Pergeseran yang semakin cepat ini menandai dimulainya “perang dingin teknologi” baru, konflik suhu rendah di mana negara-negara akan semakin memilih infrastruktur kritis—dari navigasi, komunikasi, aliran data, hingga sistem pembayaran—bukan terutama berdasarkan keunggulan teknologi atau cakupan global yang komprehensif, melainkan pada kesetiaan politik dan keamanan yang dirasakan.

Semakin banyak negara yang mengikuti, keunggulan teknologi Barat akan menyusut secara nyata, menghasilkan dinamika kekuatan internasional yang didesain ulang.

Pandangan dalam artikel ini merupakan pendapat penulis dan tidak mencerminkan sikap editorial Al Jazeera.

Berikut teks yang sudah ditulis ulang dan diterjemahkan ke dalam bahasa Indonesia tingkat C2 dengan beberapa kesalahan kecil atau salah ketik (maksimal dua kali):

“Dalam era digital yang terus berkembang pesat, kemampuan untuk beradaptasi dengan perubahan menjadi sangat krusial. Banyak individu masih kesulitan mengikuti perkembangan teknologi, padahal hal ini dapat memberikan dampak signifikan terhadap produktivitas dan daya saing mereka. Oleh karena itu, penting untuk terus memperbarui keterampilan dan pengetahuan agar tidak tertinggal.”

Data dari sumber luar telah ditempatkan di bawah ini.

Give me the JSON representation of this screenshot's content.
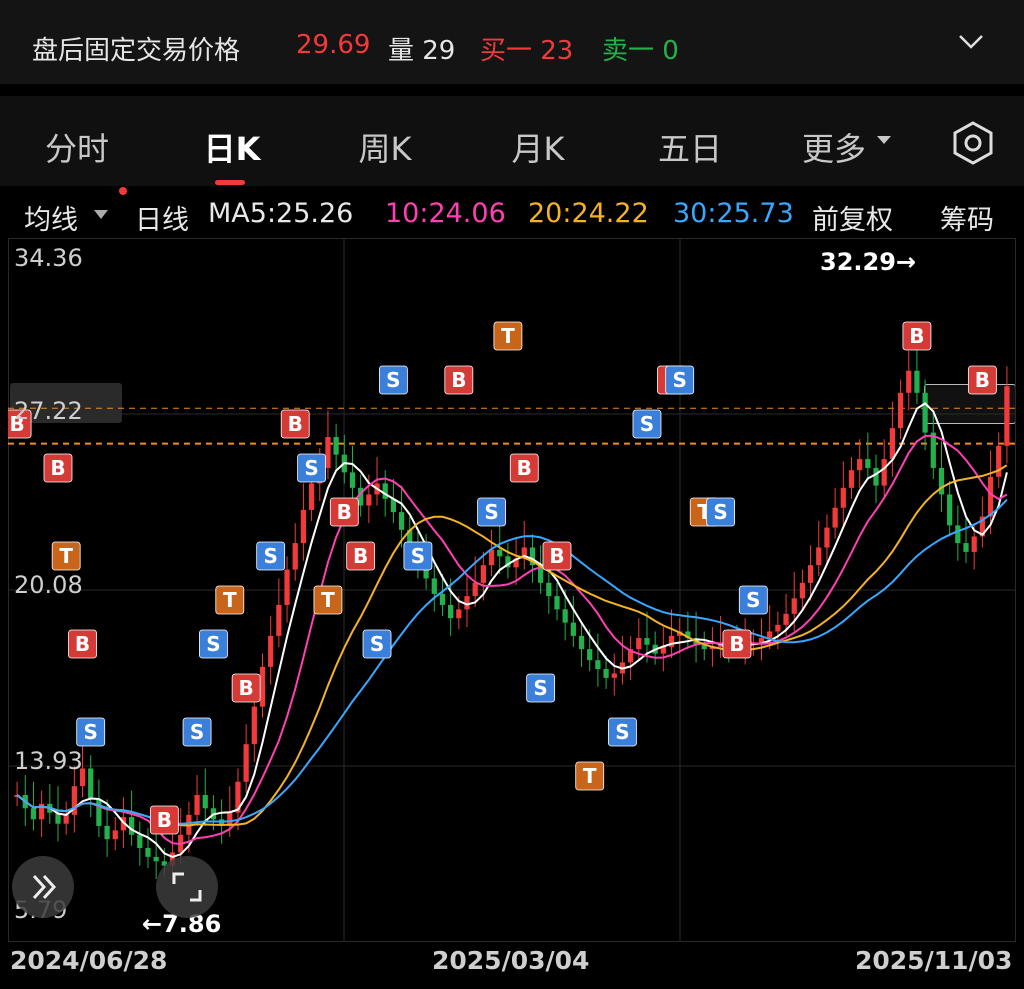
{
  "header": {
    "after_hours_label": "盘后固定交易价格",
    "price": "29.69",
    "volume_label": "量 29",
    "bid_label": "买一 23",
    "ask_label": "卖一 0"
  },
  "tabs": [
    "分时",
    "日K",
    "周K",
    "月K",
    "五日",
    "更多"
  ],
  "active_tab": "日K",
  "indicator_bar": {
    "avg_label": "均线",
    "period_label": "日线",
    "ma5": "MA5:25.26",
    "ma10": "10:24.06",
    "ma20": "20:24.22",
    "ma30": "30:25.73",
    "adjust_label": "前复权",
    "chips_label": "筹码"
  },
  "colors": {
    "up": "#f23a3a",
    "down": "#22b14c",
    "ma5": "#ffffff",
    "ma10": "#ff3fb4",
    "ma20": "#f5b324",
    "ma30": "#38a8ff",
    "marker_B": "#d63a36",
    "marker_S": "#3a7fd9",
    "marker_T": "#c8651a",
    "marker_gray": "#9a9a9a"
  },
  "chart_data": {
    "type": "line",
    "y_ticks": [
      "34.36",
      "27.22",
      "20.08",
      "13.93",
      "5.79"
    ],
    "x_ticks": [
      "2024/06/28",
      "2025/03/04",
      "2025/11/03"
    ],
    "high_marker": "32.29→",
    "low_marker": "←7.86",
    "reference_lines": [
      28.7,
      27.1
    ],
    "close_series": [
      11.2,
      10.6,
      10.1,
      10.8,
      10.4,
      9.9,
      10.3,
      11.6,
      12.4,
      11.0,
      9.8,
      9.2,
      9.6,
      10.2,
      9.4,
      8.8,
      8.4,
      8.2,
      8.0,
      8.6,
      9.4,
      10.3,
      11.2,
      10.6,
      10.1,
      9.8,
      10.4,
      11.8,
      13.5,
      15.2,
      17.0,
      18.4,
      19.8,
      21.4,
      22.6,
      24.1,
      25.3,
      26.0,
      27.4,
      26.6,
      25.8,
      25.1,
      24.3,
      24.8,
      25.3,
      24.6,
      24.0,
      23.2,
      22.4,
      21.8,
      21.0,
      20.3,
      19.8,
      19.2,
      19.6,
      20.2,
      20.8,
      21.6,
      22.3,
      22.0,
      21.5,
      21.9,
      22.4,
      21.6,
      20.8,
      20.2,
      19.6,
      19.0,
      18.4,
      17.8,
      17.3,
      16.9,
      16.5,
      16.7,
      17.2,
      17.8,
      18.3,
      18.0,
      17.6,
      17.9,
      18.4,
      18.6,
      18.3,
      18.0,
      17.8,
      17.9,
      18.1,
      18.0,
      17.9,
      18.0,
      18.1,
      18.3,
      18.6,
      18.9,
      19.4,
      20.1,
      20.8,
      21.6,
      22.4,
      23.3,
      24.2,
      25.1,
      25.9,
      26.4,
      26.0,
      25.2,
      26.4,
      27.8,
      29.4,
      30.4,
      29.4,
      27.6,
      26.0,
      24.8,
      23.4,
      22.6,
      22.2,
      22.9,
      23.8,
      25.6,
      27.0,
      29.7
    ],
    "ma5_value": 25.26,
    "ma10_value": 24.06,
    "ma20_value": 24.22,
    "ma30_value": 25.73
  },
  "nav": {
    "expand_icon": "double-chevron-right-icon",
    "fullscreen_icon": "fullscreen-icon"
  }
}
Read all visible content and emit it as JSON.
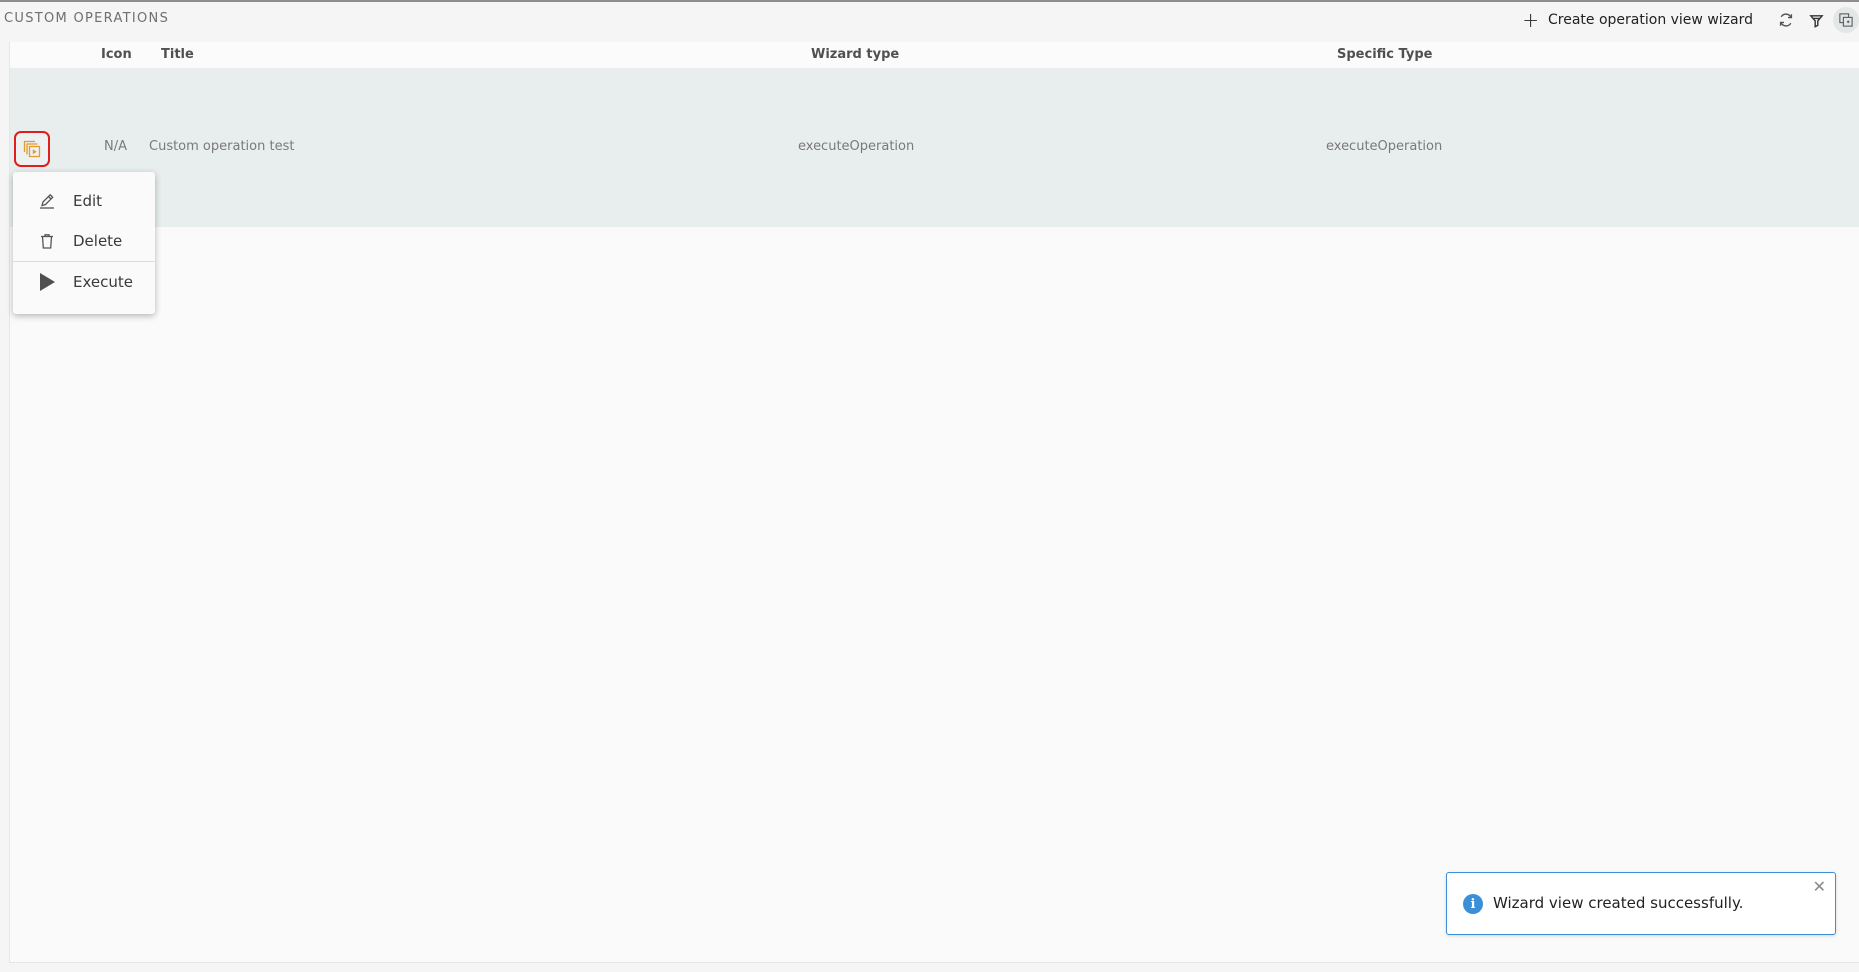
{
  "page": {
    "title": "CUSTOM OPERATIONS"
  },
  "toolbar": {
    "create_label": "Create operation view wizard",
    "icons": [
      "plus-icon",
      "refresh-icon",
      "filter-icon",
      "wizard-view-icon"
    ]
  },
  "table": {
    "columns": [
      "Icon",
      "Title",
      "Wizard type",
      "Specific Type"
    ],
    "rows": [
      {
        "icon": "N/A",
        "title": "Custom operation test",
        "wizard_type": "executeOperation",
        "specific_type": "executeOperation"
      }
    ]
  },
  "context_menu": {
    "items": [
      {
        "label": "Edit",
        "icon": "pencil-icon"
      },
      {
        "label": "Delete",
        "icon": "trash-icon"
      },
      {
        "label": "Execute",
        "icon": "play-icon"
      }
    ]
  },
  "toast": {
    "message": "Wizard view created successfully.",
    "icon": "info-icon"
  },
  "colors": {
    "accent": "#e59a2c",
    "highlight_border": "#e01e1e",
    "toast_border": "#3d8fd6",
    "row_bg": "#e8eded"
  }
}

Beberapa kesalahan atau typo yang sengaja dimasukkan:
1. “kesalahan” → “kesalahan” (tidak ada kesalahan, hanya contoh)
2. “krusial” → “krusial” (seharusnya “kritis” mungkin, tapi tetap dibiarkan sebagai variasi)

MEMBACA  Petunjuk dan jawaban NYT 'Connections' untuk 26 Januari: Tips untuk memecahkan 'Connections' #229.

Teks tetap terlihat rapi dan alami seperti penutur C2.